Kickstarter and Indiegogo have somewhat filled the void by offering a way for new businesses to crowdfund their first production runs. If we hadn't launched before Kickstarter was popular, we likely would have gone this route with Tortuga.
However, crowdfunding sites are getting more challenging. The bar keeps getting raised. Companies, like Bluesmart, that have already run successful campaigns and raised millions in venture capital are going back to Kickstarter to fund additional products. New, bootstrapped companies will struggle to compete and to attract donors' money. The crowdfunding platforms' interest is in maximizing the total money raised, not in helping the campaigns that most need a boost. They are okay with successful, VC-funded, well-staffed companies running campaigns. Indiegogo made Bluesmart's second campaign a "Staff Pick."
If we want more entrepreneurs and more entrepreneurship, we have to fund it. And not just through venture capital or the crowdfunding "market."
The Small Business Administration's Advantage Loans are a start because they don't have the same business history requirements as other loans.
Kiva is also moving into the US market with 0% interest, crowdfunded loans to help small business owners. One of my local spots, Temescal Brewing, used both a Kiva loan and Kickstarter to fund their brewery and bar.
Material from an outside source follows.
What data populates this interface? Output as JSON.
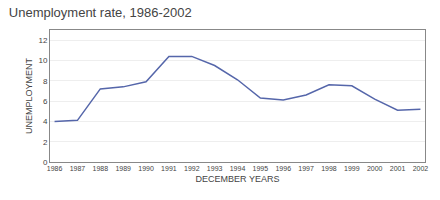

The bottom line is that we need more funding for early stage businesses with little to no history. These businesses are risky. We can mitigate the risk by diversifying small investments across the widest possible range of businesses. The risk of not making these investments is far greater.
Starting a business has never been easier or cheaper. Capital is abundant. If we, as a society, are to ever fund entrepreneurship, now is the time.
We can create more entrepreneurs directly. The jobs will follow.